[Primer] Hessian Filter for Vessel Enhancement
This post explains the Hessian filter as used in the FAZSEG project, which applies it to enhance retinal microvasculature in OCT-A images before segmenting the Foveal Avascular Zone. See the project page for the specific parameters and results on real clinical data.
Hessian filtering is a feature extraction technique that analyzes the local second-order structure of an image. By calculating the second derivatives of image intensities, it determines the local curvature at every pixel. This makes it incredibly powerful for identifying continuous, tubular structures like blood vessels while ignoring uniform backgrounds or unstructured noise.
The Formulation
To calculate the local geometry, the image is first smoothed using a Gaussian kernel at a specific scale $\sigma$. The Hessian matrix $H$ is then constructed using the second-order partial derivatives of this smoothed image. For a 2D image $I(x,y)$, the Hessian matrix at scale $\sigma$ is defined as:
\[H_\sigma = \begin{bmatrix} L_{xx} & L_{xy} \\ L_{yx} & L_{yy} \end{bmatrix}\]Here, $L_{xx}$, $L_{xy}$, and $L_{yy}$ represent the convolution of the image with the corresponding second derivatives of the Gaussian kernel.
The core of the filter relies on extracting the eigenvalues ($\lambda_1$ and $\lambda_2$, ordered such that $\lvert\lambda_1\rvert \le \lvert\lambda_2\rvert$) from this matrix.

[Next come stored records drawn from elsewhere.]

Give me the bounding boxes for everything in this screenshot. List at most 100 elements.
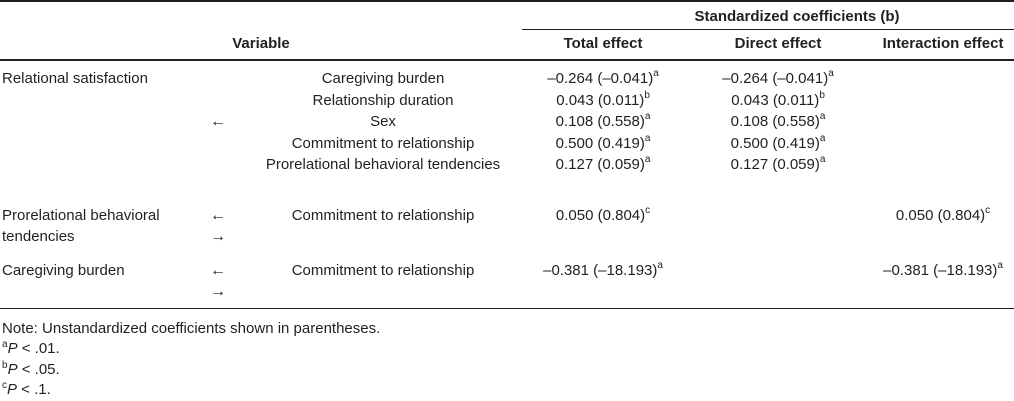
- total-effect-cell: 0.043 (0.011)b: [556, 89, 650, 109]
- significance-superscript: a: [828, 68, 834, 79]
- table-notes: Note: Unstandardized coefficients shown …: [0, 309, 1014, 401]
- outcome-variable-cell: Relational satisfaction: [2, 70, 148, 87]
- direct-effect-cell: [684, 281, 873, 309]
- predictor-variable-cell: Commitment to relationship: [291, 134, 475, 152]
- table-row: Prorelational behavioral ← Commitment to…: [0, 176, 1014, 227]
- interaction-effect-cell: [872, 90, 1014, 112]
- table-row: →: [0, 281, 1014, 309]
- interaction-effect-cell: [872, 281, 1014, 309]
- predictor-variable-cell: Sex: [370, 113, 396, 130]
- predictor-variable-cell: Commitment to relationship: [291, 206, 475, 224]
- outcome-variable-cell: [0, 133, 192, 155]
- table-row: tendencies →: [0, 226, 1014, 248]
- arrow-right-icon: →: [210, 228, 226, 245]
- significance-superscript: a: [819, 132, 826, 144]
- outcome-variable-cell: Caregiving burden: [2, 261, 125, 279]
- footnote-marker: c: [2, 380, 7, 391]
- coefficients-table: Standardized coefficients (b) Variable T…: [0, 0, 1014, 309]
- table-row: Relationship duration 0.043 (0.011)b 0.0…: [0, 90, 1014, 112]
- footnote-a: aP < .01.: [2, 339, 1014, 360]
- arrow-cell: [192, 154, 244, 176]
- predictor-variable-cell: Prorelational behavioral tendencies: [265, 156, 501, 173]
- table-row: Prorelational behavioral tendencies 0.12…: [0, 154, 1014, 176]
- direct-effect-cell: 0.043 (0.011)b: [731, 89, 825, 109]
- interaction-effect-cell: [872, 133, 1014, 155]
- footnote-marker: a: [2, 339, 8, 350]
- arrow-left-icon: ←: [210, 113, 226, 130]
- footnote-text: < .1.: [17, 381, 51, 398]
- predictor-variable-cell: Commitment to relationship: [291, 261, 475, 279]
- interaction-effect-cell: [872, 154, 1014, 176]
- outcome-variable-cell: Prorelational behavioral: [2, 206, 160, 224]
- significance-superscript: b: [819, 89, 825, 101]
- arrow-right-icon: →: [192, 281, 244, 309]
- footnote-b: bP < .05.: [2, 360, 1014, 381]
- direct-effect-cell: 0.108 (0.558)a: [730, 111, 826, 131]
- predictor-variable-cell: [244, 226, 522, 248]
- table-row: Commitment to relationship 0.500 (0.419)…: [0, 133, 1014, 155]
- outcome-variable-cell: [0, 90, 192, 112]
- direct-effect-cell: [684, 176, 872, 227]
- interaction-effect-cell: [872, 111, 1014, 133]
- total-effect-cell: 0.127 (0.059)a: [555, 154, 651, 174]
- interaction-effect-cell: 0.050 (0.804)c: [895, 204, 991, 224]
- arrow-left-icon: ←: [210, 206, 226, 224]
- outcome-variable-cell: [0, 111, 192, 133]
- p-value-symbol: P: [7, 381, 18, 398]
- interaction-effect-cell: –0.381 (–18.193)a: [883, 259, 1003, 279]
- footnote-c: cP < .1.: [2, 380, 1014, 401]
- significance-superscript: c: [985, 204, 991, 216]
- direct-effect-cell: 0.127 (0.059)a: [730, 154, 826, 174]
- significance-superscript: a: [819, 111, 826, 122]
- outcome-variable-cell: [0, 154, 192, 176]
- significance-superscript: a: [644, 154, 651, 165]
- column-header-row: Variable Total effect Direct effect Inte…: [0, 29, 1014, 61]
- footnote-marker: b: [2, 359, 8, 371]
- footnote-text: < .01.: [17, 340, 60, 357]
- p-value-symbol: P: [7, 340, 18, 357]
- spacer-cell: [0, 1, 522, 30]
- total-effect-cell: –0.264 (–0.041)a: [547, 68, 659, 88]
- arrow-left-icon: ←: [210, 261, 226, 279]
- predictor-variable-cell: Relationship duration: [312, 91, 454, 109]
- significance-superscript: a: [644, 111, 651, 122]
- interaction-effect-cell: [872, 60, 1014, 90]
- arrow-cell: [192, 133, 244, 155]
- total-effect-cell: 0.500 (0.419)a: [555, 132, 651, 152]
- footnote-text: < .05.: [17, 360, 60, 378]
- total-effect-cell: [522, 226, 684, 248]
- column-header-variable: Variable: [0, 29, 523, 61]
- significance-superscript: b: [644, 89, 650, 101]
- column-header-direct-effect: Direct effect: [684, 29, 873, 61]
- significance-superscript: a: [657, 259, 663, 271]
- outcome-variable-cell: tendencies: [2, 228, 75, 245]
- direct-effect-cell: [684, 248, 872, 282]
- interaction-effect-cell: [872, 226, 1014, 248]
- outcome-variable-cell: [0, 281, 192, 309]
- direct-effect-cell: –0.264 (–0.041)a: [722, 68, 834, 88]
- significance-superscript: c: [645, 204, 651, 216]
- table-row: Relational satisfaction Caregiving burde…: [0, 60, 1014, 90]
- arrow-cell: [192, 60, 244, 90]
- predictor-variable-cell: [244, 281, 523, 309]
- column-header-interaction-effect: Interaction effect: [872, 29, 1014, 61]
- significance-superscript: a: [997, 259, 1003, 271]
- significance-superscript: a: [653, 68, 659, 79]
- direct-effect-cell: [684, 226, 872, 248]
- significance-superscript: a: [644, 132, 651, 144]
- total-effect-cell: [522, 281, 685, 309]
- general-note: Note: Unstandardized coefficients shown …: [2, 319, 381, 337]
- spanner-header-row: Standardized coefficients (b): [0, 1, 1014, 30]
- direct-effect-cell: 0.500 (0.419)a: [730, 132, 826, 152]
- arrow-cell: [192, 90, 244, 112]
- p-value-symbol: P: [7, 360, 18, 378]
- table-row: ← Sex 0.108 (0.558)a 0.108 (0.558)a: [0, 111, 1014, 133]
- spanner-standardized-coefficients: Standardized coefficients (b): [522, 1, 1014, 30]
- total-effect-cell: 0.108 (0.558)a: [555, 111, 651, 131]
- total-effect-cell: 0.050 (0.804)c: [555, 204, 651, 224]
- total-effect-cell: –0.381 (–18.193)a: [543, 259, 663, 279]
- significance-superscript: a: [819, 154, 826, 165]
- table-row: Caregiving burden ← Commitment to relati…: [0, 248, 1014, 282]
- column-header-total-effect: Total effect: [522, 29, 685, 61]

These eigenvalues represent the principal curvatures of the local image topography:
- $\lambda_1$ (Small curvature): Represents the direction along the vessel, where the intensity changes very little.

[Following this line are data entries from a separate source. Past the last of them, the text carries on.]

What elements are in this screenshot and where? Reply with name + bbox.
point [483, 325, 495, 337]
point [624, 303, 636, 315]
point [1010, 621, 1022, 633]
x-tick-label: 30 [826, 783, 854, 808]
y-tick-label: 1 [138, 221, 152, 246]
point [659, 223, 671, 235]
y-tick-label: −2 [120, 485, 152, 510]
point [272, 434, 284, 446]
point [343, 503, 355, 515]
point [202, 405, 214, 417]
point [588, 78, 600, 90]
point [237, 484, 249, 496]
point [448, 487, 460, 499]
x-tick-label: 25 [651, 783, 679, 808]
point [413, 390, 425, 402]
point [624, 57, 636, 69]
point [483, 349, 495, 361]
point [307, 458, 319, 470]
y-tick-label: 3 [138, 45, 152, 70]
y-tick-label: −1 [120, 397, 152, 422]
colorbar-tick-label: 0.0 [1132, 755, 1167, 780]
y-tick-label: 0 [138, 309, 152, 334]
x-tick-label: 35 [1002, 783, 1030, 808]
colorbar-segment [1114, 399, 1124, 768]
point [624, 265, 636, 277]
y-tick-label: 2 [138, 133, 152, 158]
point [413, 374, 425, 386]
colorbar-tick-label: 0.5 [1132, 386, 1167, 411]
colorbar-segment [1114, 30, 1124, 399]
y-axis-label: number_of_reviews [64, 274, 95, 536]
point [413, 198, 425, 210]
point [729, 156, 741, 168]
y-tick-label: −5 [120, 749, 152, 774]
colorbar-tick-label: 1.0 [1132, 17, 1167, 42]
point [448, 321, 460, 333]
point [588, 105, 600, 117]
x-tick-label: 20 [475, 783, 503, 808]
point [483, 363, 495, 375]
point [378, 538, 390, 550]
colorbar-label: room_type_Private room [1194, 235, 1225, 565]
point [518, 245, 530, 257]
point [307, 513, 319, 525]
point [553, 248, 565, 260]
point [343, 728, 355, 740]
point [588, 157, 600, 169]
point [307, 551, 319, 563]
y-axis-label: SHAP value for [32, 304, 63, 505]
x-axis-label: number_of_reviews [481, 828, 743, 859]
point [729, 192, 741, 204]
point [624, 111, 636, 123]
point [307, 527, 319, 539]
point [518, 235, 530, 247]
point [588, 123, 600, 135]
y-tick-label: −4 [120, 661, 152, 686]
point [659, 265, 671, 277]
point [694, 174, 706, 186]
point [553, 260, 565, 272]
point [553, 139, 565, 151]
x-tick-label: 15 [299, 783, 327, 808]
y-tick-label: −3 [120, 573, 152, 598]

- $\lambda_2$ (Large curvature): Represents the direction across the vessel, where the intensity changes rapidly from the background to the vessel and back.
The Frangi Vesselness Measure
The most widely used formulation utilizing the Hessian matrix for this purpose is the Frangi filter (Frangi et al., 1998).

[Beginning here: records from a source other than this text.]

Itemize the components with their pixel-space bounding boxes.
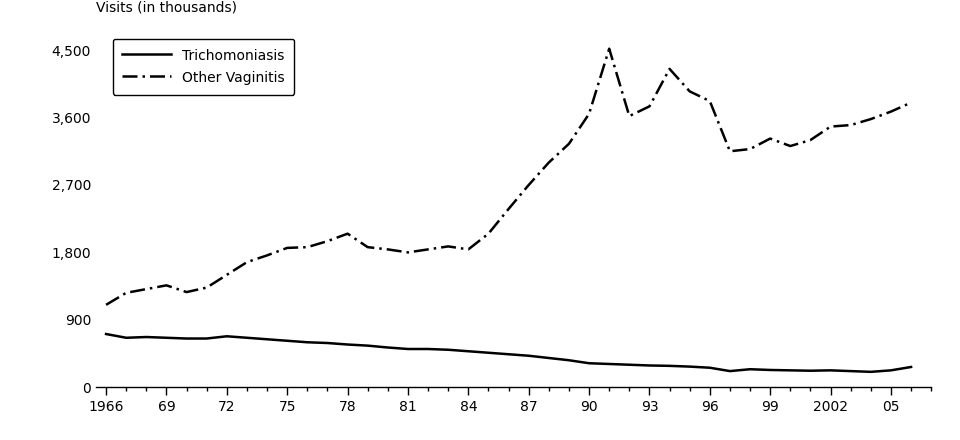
Other Vaginitis (624, 114, 636, 119)
Other Vaginitis (342, 231, 353, 236)
Trichomoniasis (564, 358, 575, 363)
Trichomoniasis (624, 362, 636, 367)
Trichomoniasis (704, 365, 715, 370)
Other Vaginitis (180, 290, 192, 295)
Trichomoniasis (160, 335, 172, 341)
Other Vaginitis (704, 99, 715, 104)
Trichomoniasis (865, 369, 876, 374)
Trichomoniasis (825, 368, 836, 373)
Trichomoniasis (100, 331, 111, 337)
Trichomoniasis (221, 334, 232, 339)
Other Vaginitis (885, 109, 897, 114)
Trichomoniasis (180, 336, 192, 341)
Other Vaginitis (644, 104, 656, 109)
Other Vaginitis (322, 238, 333, 244)
Trichomoniasis (120, 335, 132, 341)
Other Vaginitis (825, 124, 836, 129)
Text: Visits (in thousands): Visits (in thousands) (96, 0, 237, 14)
Trichomoniasis (281, 338, 293, 343)
Trichomoniasis (684, 364, 695, 369)
Other Vaginitis (483, 231, 494, 236)
Trichomoniasis (443, 347, 454, 352)
Other Vaginitis (463, 247, 474, 252)
Trichomoniasis (241, 335, 252, 341)
Trichomoniasis (845, 368, 856, 374)
Trichomoniasis (463, 348, 474, 354)
Trichomoniasis (342, 342, 353, 347)
Trichomoniasis (402, 346, 414, 352)
Other Vaginitis (241, 260, 252, 265)
Other Vaginitis (543, 160, 555, 165)
Other Vaginitis (684, 89, 695, 94)
Other Vaginitis (865, 117, 876, 122)
Trichomoniasis (523, 353, 535, 359)
Other Vaginitis (784, 143, 796, 149)
Line: Trichomoniasis: Trichomoniasis (106, 334, 911, 372)
Trichomoniasis (784, 368, 796, 373)
Trichomoniasis (322, 341, 333, 346)
Other Vaginitis (422, 247, 434, 252)
Other Vaginitis (584, 111, 595, 117)
Trichomoniasis (905, 364, 917, 370)
Other Vaginitis (724, 149, 735, 154)
Trichomoniasis (261, 337, 273, 342)
Other Vaginitis (845, 122, 856, 128)
Other Vaginitis (221, 272, 232, 278)
Trichomoniasis (724, 368, 735, 374)
Trichomoniasis (201, 336, 212, 341)
Other Vaginitis (120, 290, 132, 296)
Other Vaginitis (160, 283, 172, 288)
Trichomoniasis (804, 368, 816, 374)
Trichomoniasis (764, 367, 776, 373)
Line: Other Vaginitis: Other Vaginitis (106, 49, 911, 305)
Other Vaginitis (402, 250, 414, 255)
Trichomoniasis (644, 363, 656, 368)
Trichomoniasis (744, 367, 756, 372)
Other Vaginitis (764, 136, 776, 141)
Trichomoniasis (301, 340, 313, 345)
Trichomoniasis (362, 343, 373, 348)
Other Vaginitis (100, 302, 111, 308)
Other Vaginitis (301, 245, 313, 250)
Other Vaginitis (564, 141, 575, 147)
Other Vaginitis (604, 46, 615, 51)
Other Vaginitis (744, 147, 756, 152)
Other Vaginitis (905, 100, 917, 105)
Other Vaginitis (261, 253, 273, 258)
Other Vaginitis (281, 245, 293, 250)
Trichomoniasis (503, 352, 515, 357)
Other Vaginitis (201, 285, 212, 290)
Trichomoniasis (422, 346, 434, 352)
Other Vaginitis (443, 244, 454, 249)
Legend: Trichomoniasis, Other Vaginitis: Trichomoniasis, Other Vaginitis (112, 39, 295, 95)
Trichomoniasis (885, 368, 897, 373)
Other Vaginitis (140, 286, 152, 292)
Trichomoniasis (584, 361, 595, 366)
Trichomoniasis (483, 350, 494, 356)
Other Vaginitis (804, 137, 816, 143)
Trichomoniasis (140, 334, 152, 340)
Trichomoniasis (604, 361, 615, 367)
Other Vaginitis (503, 206, 515, 212)
Other Vaginitis (523, 182, 535, 187)
Trichomoniasis (543, 356, 555, 361)
Other Vaginitis (382, 247, 394, 252)
Trichomoniasis (382, 345, 394, 350)
Trichomoniasis (663, 363, 675, 368)
Other Vaginitis (362, 245, 373, 250)
Other Vaginitis (663, 66, 675, 72)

For a bright vessel on a dark background (where we expect $\lambda_2 < 0$), the 2D “vesselness” measure $V(\sigma)$ is computed as:
\[V(\sigma) = \begin{cases} 0 & \text{if } \lambda_2 > 0 \\ \exp\left(-\frac{R_B^2}{2\beta^2}\right) \left(1 - \exp\left(-\frac{S^2}{2c^2}\right)\right) & \text{otherwise} \end{cases}\]Where:
- $R_B = \frac{\lvert\lambda_1\rvert}{\lvert\lambda_2\rvert}$ is the “blobness” measure. It approaches $0$ for line-like structures (vessels) and $1$ for blob-like structures.
- $S = \sqrt{\lambda_1^2 + \lambda_2^2}$ is the “structureness” measure, which suppresses flat background regions where both eigenvalues are small.
- $\beta$ and $c$ are thresholds controlling the sensitivity of $R_B$ and $S$.
Vessel Enhancement
Hessian-based filters are a staple in medical imaging pipelines, particularly in domains like ophthalmology for extracting the retinal vascular network from fundus images or OCT scans, for a few reasons:
- Shape Specificity (Tubes vs. Blobs): The eigenvalue analysis inherently distinguishes linear vessels from spherical pathologies (like microaneurysms or hemorrhages) and flat backgrounds. The filter mathematically isolates and enhances only the “tubular” geometry.
- Multi-Scale Detection: Vascular networks contain thick main arteries and tiny capillary beds. Because the Hessian matrix is calculated using a Gaussian scale $\sigma$, the filter can be applied across a range of scales. The final output is simply the maximum vesselness response across all $\sigma$ values, allowing it to seamlessly enhance vessels of varying thicknesses simultaneously (Frangi et al., 1998).
- Illumination Robustness: Because it relies on second-order derivatives, the filter is highly robust to smooth, gradual changes in background illumination (Survarachakan et al., 2021). This is vital for clinical imaging where uneven lighting, corneal reflections, or low contrast are common artifacts.